Forgiveness

I was struck recently by the holocaust victim, Eva Kor, who forgave Oskar Groening, a former guard at the Nazi death camp at Auschwitz, who was convicted of being an accessory to the murder of at least 300,000 Jews. 

Two things struck me about what Eva said. 

Firstly, in forgiving, she was able to move her life positively forward. Previously she had been so consumed by the past horrors that she was enveloped by negativity, hatred and the desire to see things put right. She became a tortured sole. By forgiving she released herself from guilt and negativity and for the first time was able to be positive and forward thinking. She was able to enjoy her life for the first time. 

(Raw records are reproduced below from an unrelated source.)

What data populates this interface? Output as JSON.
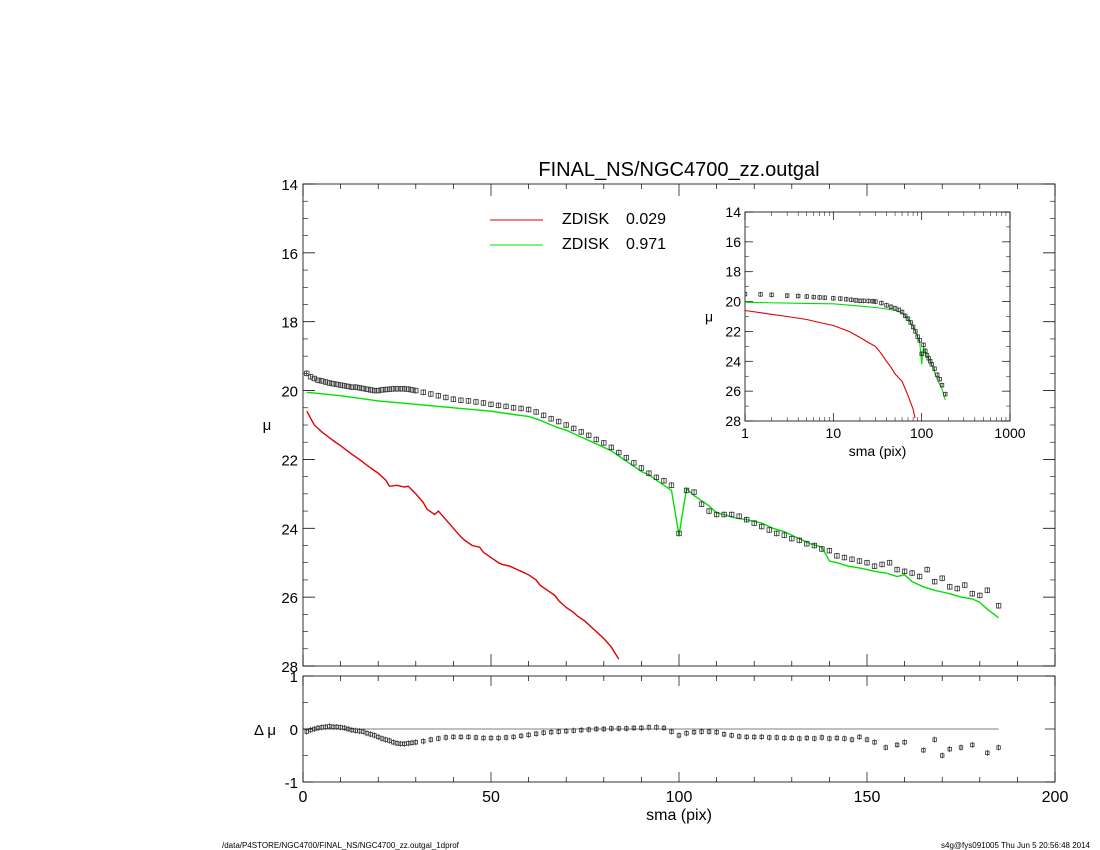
{
  "chart_data": [
    {
      "type": "scatter",
      "name": "main-profile",
      "title": "FINAL_NS/NGC4700_zz.outgal",
      "xlabel": "",
      "ylabel": "μ",
      "xlim": [
        0,
        200
      ],
      "ylim": [
        28,
        14
      ],
      "y_inverted": true,
      "yticks": [
        14,
        16,
        18,
        20,
        22,
        24,
        26,
        28
      ],
      "legend": {
        "placement": "top-center",
        "entries": [
          {
            "label": "ZDISK",
            "value": "0.029",
            "color": "#e00000"
          },
          {
            "label": "ZDISK",
            "value": "0.971",
            "color": "#00e000"
          }
        ]
      },
      "series": [
        {
          "kind": "points-with-errorbars",
          "color": "#000000",
          "x": [
            1,
            2,
            3,
            4,
            5,
            6,
            7,
            8,
            9,
            10,
            11,
            12,
            13,
            14,
            15,
            16,
            17,
            18,
            19,
            20,
            21,
            22,
            23,
            24,
            25,
            26,
            27,
            28,
            29,
            30,
            32,
            34,
            36,
            38,
            40,
            42,
            44,
            46,
            48,
            50,
            52,
            54,
            56,
            58,
            60,
            62,
            64,
            66,
            68,
            70,
            72,
            74,
            76,
            78,
            80,
            82,
            84,
            86,
            88,
            90,
            92,
            94,
            96,
            98,
            100,
            102,
            104,
            106,
            108,
            110,
            112,
            114,
            116,
            118,
            120,
            122,
            124,
            126,
            128,
            130,
            132,
            134,
            136,
            138,
            140,
            142,
            144,
            146,
            148,
            150,
            152,
            154,
            156,
            158,
            160,
            162,
            164,
            166,
            168,
            170,
            172,
            174,
            176,
            178,
            180,
            182,
            185
          ],
          "y": [
            19.5,
            19.6,
            19.65,
            19.7,
            19.72,
            19.75,
            19.78,
            19.8,
            19.82,
            19.84,
            19.86,
            19.88,
            19.9,
            19.9,
            19.92,
            19.94,
            19.96,
            19.98,
            20.0,
            20.0,
            19.98,
            19.97,
            19.96,
            19.95,
            19.95,
            19.95,
            19.95,
            19.96,
            19.98,
            20.0,
            20.05,
            20.1,
            20.15,
            20.2,
            20.25,
            20.28,
            20.3,
            20.33,
            20.36,
            20.4,
            20.43,
            20.46,
            20.5,
            20.52,
            20.55,
            20.62,
            20.72,
            20.82,
            20.9,
            21.0,
            21.1,
            21.2,
            21.3,
            21.42,
            21.52,
            21.65,
            21.8,
            21.95,
            22.1,
            22.25,
            22.4,
            22.52,
            22.62,
            22.75,
            24.15,
            22.9,
            22.95,
            23.3,
            23.5,
            23.6,
            23.6,
            23.6,
            23.65,
            23.75,
            23.85,
            23.95,
            24.05,
            24.15,
            24.2,
            24.3,
            24.35,
            24.45,
            24.5,
            24.6,
            24.65,
            24.8,
            24.85,
            24.9,
            24.95,
            25.0,
            25.1,
            25.05,
            25.0,
            25.2,
            25.25,
            25.3,
            25.4,
            25.2,
            25.55,
            25.45,
            25.7,
            25.75,
            25.65,
            25.9,
            25.95,
            25.8,
            26.25
          ]
        },
        {
          "kind": "line",
          "name": "ZDISK 0.029",
          "color": "#e00000",
          "x": [
            1,
            3,
            5,
            8,
            10,
            13,
            15,
            18,
            20,
            22,
            23,
            25,
            27,
            28,
            30,
            32,
            33,
            35,
            36,
            38,
            40,
            42,
            43,
            45,
            47,
            48,
            50,
            52,
            53,
            55,
            57,
            58,
            60,
            62,
            63,
            65,
            67,
            68,
            70,
            72,
            73,
            75,
            77,
            78,
            80,
            82,
            84
          ],
          "y": [
            20.6,
            21.0,
            21.2,
            21.45,
            21.6,
            21.85,
            22.0,
            22.25,
            22.4,
            22.6,
            22.78,
            22.75,
            22.8,
            22.78,
            23.0,
            23.25,
            23.45,
            23.6,
            23.5,
            23.75,
            24.0,
            24.25,
            24.35,
            24.5,
            24.55,
            24.7,
            24.85,
            25.0,
            25.05,
            25.1,
            25.2,
            25.25,
            25.35,
            25.5,
            25.65,
            25.8,
            25.95,
            26.1,
            26.3,
            26.45,
            26.55,
            26.7,
            26.9,
            27.0,
            27.2,
            27.45,
            27.8
          ]
        },
        {
          "kind": "line",
          "name": "ZDISK 0.971",
          "color": "#00e000",
          "x": [
            1,
            10,
            20,
            30,
            40,
            50,
            55,
            60,
            62,
            64,
            66,
            68,
            70,
            72,
            74,
            76,
            78,
            80,
            82,
            84,
            86,
            88,
            90,
            92,
            94,
            96,
            98,
            100,
            102,
            104,
            106,
            108,
            110,
            112,
            115,
            118,
            120,
            122,
            125,
            128,
            130,
            132,
            135,
            138,
            140,
            142,
            145,
            148,
            150,
            152,
            155,
            158,
            160,
            162,
            165,
            168,
            170,
            172,
            175,
            178,
            180,
            182,
            185
          ],
          "y": [
            20.05,
            20.15,
            20.3,
            20.4,
            20.5,
            20.6,
            20.68,
            20.75,
            20.82,
            20.9,
            21.0,
            21.08,
            21.15,
            21.25,
            21.35,
            21.45,
            21.55,
            21.65,
            21.75,
            21.9,
            22.05,
            22.2,
            22.35,
            22.45,
            22.6,
            22.75,
            22.9,
            24.2,
            22.85,
            23.05,
            23.2,
            23.35,
            23.55,
            23.6,
            23.7,
            23.75,
            23.8,
            23.85,
            24.0,
            24.1,
            24.2,
            24.3,
            24.45,
            24.55,
            24.95,
            25.0,
            25.1,
            25.15,
            25.2,
            25.25,
            25.3,
            25.4,
            25.35,
            25.55,
            25.7,
            25.8,
            25.85,
            25.9,
            26.0,
            26.05,
            26.15,
            26.35,
            26.6
          ]
        }
      ]
    },
    {
      "type": "scatter",
      "name": "inset-log-profile",
      "xlabel": "sma (pix)",
      "ylabel": "μ",
      "x_scale": "log",
      "xlim": [
        1,
        1000
      ],
      "ylim": [
        28,
        14
      ],
      "y_inverted": true,
      "xticks": [
        1,
        10,
        100,
        1000
      ],
      "yticks": [
        14,
        16,
        18,
        20,
        22,
        24,
        26,
        28
      ],
      "series": [
        {
          "kind": "points-with-errorbars",
          "color": "#000000",
          "x": [
            1,
            1.5,
            2,
            3,
            4,
            5,
            6,
            7,
            8,
            10,
            12,
            14,
            16,
            18,
            20,
            22,
            25,
            28,
            30,
            35,
            40,
            45,
            50,
            55,
            60,
            65,
            70,
            75,
            80,
            85,
            90,
            95,
            100,
            105,
            110,
            115,
            120,
            125,
            130,
            140,
            150,
            160,
            170,
            185
          ],
          "y": [
            19.5,
            19.52,
            19.55,
            19.6,
            19.63,
            19.66,
            19.7,
            19.72,
            19.74,
            19.78,
            19.8,
            19.84,
            19.88,
            19.92,
            19.95,
            19.95,
            19.96,
            19.98,
            20.0,
            20.1,
            20.25,
            20.35,
            20.45,
            20.55,
            20.7,
            20.95,
            21.15,
            21.4,
            21.7,
            22.0,
            22.35,
            22.6,
            23.5,
            22.9,
            23.3,
            23.6,
            23.8,
            24.0,
            24.2,
            24.5,
            24.9,
            25.2,
            25.6,
            26.2
          ]
        },
        {
          "kind": "line",
          "name": "ZDISK 0.029",
          "color": "#e00000",
          "x": [
            1,
            2,
            3,
            5,
            7,
            10,
            15,
            20,
            25,
            30,
            35,
            40,
            45,
            50,
            55,
            60,
            70,
            80,
            84
          ],
          "y": [
            20.6,
            20.85,
            21.0,
            21.2,
            21.4,
            21.6,
            22.0,
            22.4,
            22.75,
            23.0,
            23.5,
            24.0,
            24.4,
            24.85,
            25.1,
            25.35,
            26.3,
            27.2,
            27.8
          ]
        },
        {
          "kind": "line",
          "name": "ZDISK 0.971",
          "color": "#00e000",
          "x": [
            1,
            3,
            5,
            10,
            20,
            30,
            40,
            50,
            60,
            70,
            80,
            90,
            95,
            100,
            105,
            110,
            120,
            130,
            150,
            170,
            185
          ],
          "y": [
            20.05,
            20.1,
            20.12,
            20.15,
            20.3,
            20.4,
            20.5,
            20.6,
            20.75,
            21.15,
            21.65,
            22.35,
            22.7,
            24.2,
            23.0,
            23.55,
            23.8,
            24.2,
            25.2,
            25.85,
            26.6
          ]
        }
      ]
    },
    {
      "type": "scatter",
      "name": "residuals",
      "xlabel": "sma (pix)",
      "ylabel": "Δ μ",
      "xlim": [
        0,
        200
      ],
      "ylim": [
        -1,
        1
      ],
      "xticks": [
        0,
        50,
        100,
        150,
        200
      ],
      "yticks": [
        -1,
        0,
        1
      ],
      "series": [
        {
          "kind": "points-with-errorbars",
          "color": "#000000",
          "x": [
            1,
            2,
            3,
            4,
            5,
            6,
            7,
            8,
            9,
            10,
            11,
            12,
            13,
            14,
            15,
            16,
            17,
            18,
            19,
            20,
            21,
            22,
            23,
            24,
            25,
            26,
            27,
            28,
            29,
            30,
            32,
            34,
            36,
            38,
            40,
            42,
            44,
            46,
            48,
            50,
            52,
            54,
            56,
            58,
            60,
            62,
            64,
            66,
            68,
            70,
            72,
            74,
            76,
            78,
            80,
            82,
            84,
            86,
            88,
            90,
            92,
            94,
            96,
            98,
            100,
            102,
            104,
            106,
            108,
            110,
            112,
            114,
            116,
            118,
            120,
            122,
            124,
            126,
            128,
            130,
            132,
            134,
            136,
            138,
            140,
            142,
            144,
            146,
            148,
            150,
            152,
            155,
            158,
            160,
            165,
            168,
            170,
            172,
            175,
            178,
            182,
            185
          ],
          "y": [
            -0.05,
            -0.02,
            0.0,
            0.02,
            0.03,
            0.04,
            0.05,
            0.04,
            0.04,
            0.03,
            0.02,
            0.0,
            -0.02,
            -0.03,
            -0.04,
            -0.05,
            -0.08,
            -0.1,
            -0.12,
            -0.15,
            -0.18,
            -0.2,
            -0.22,
            -0.25,
            -0.27,
            -0.28,
            -0.28,
            -0.27,
            -0.26,
            -0.25,
            -0.23,
            -0.2,
            -0.18,
            -0.16,
            -0.15,
            -0.15,
            -0.15,
            -0.16,
            -0.17,
            -0.17,
            -0.17,
            -0.16,
            -0.15,
            -0.13,
            -0.11,
            -0.09,
            -0.07,
            -0.06,
            -0.05,
            -0.04,
            -0.03,
            -0.02,
            -0.01,
            0.0,
            0.0,
            0.01,
            0.01,
            0.01,
            0.02,
            0.02,
            0.03,
            0.03,
            0.02,
            -0.05,
            -0.12,
            -0.08,
            -0.06,
            -0.05,
            -0.05,
            -0.06,
            -0.1,
            -0.12,
            -0.14,
            -0.15,
            -0.15,
            -0.15,
            -0.16,
            -0.16,
            -0.17,
            -0.17,
            -0.18,
            -0.17,
            -0.18,
            -0.16,
            -0.18,
            -0.17,
            -0.18,
            -0.2,
            -0.15,
            -0.2,
            -0.25,
            -0.35,
            -0.3,
            -0.25,
            -0.4,
            -0.2,
            -0.5,
            -0.38,
            -0.35,
            -0.3,
            -0.45,
            -0.35
          ]
        }
      ]
    }
  ],
  "footer": {
    "path": "/data/P4STORE/NGC4700/FINAL_NS/NGC4700_zz.outgal_1dprof",
    "stamp": "s4g@fys091005  Thu Jun  5 20:56:48 2014"
  }
}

Secondly, she wanted Mr Groening not to be sentenced to prison but to be made to do community service where he could go and explain what happened to as many people as possible. Her view was that some in the world had grown weary and some even into a disbelieving stance of her messages and memories of events. These people could well have a different view of events if Mr Groening was simply made to tell his side of the story, of what he did and thus that these were real events which really happened. 

When I served in Germany during my military days I visited Bergen Belsen in Germany, site of one of the holocaust camps. It was a very, very humbling and unique experience. I was struck by the complete silence in the area where the mass graves were situated. Total silence, not even the remotest sound from any birds in an open area surrounded by trees. Very unnerving. 

This all happened only 70 years ago. 

Is it time for you to forgive someone. Clearly nothing is likely to be on this scale but it brings into context how short life is and how too short it is to carry negativity. We all need to move forward positively.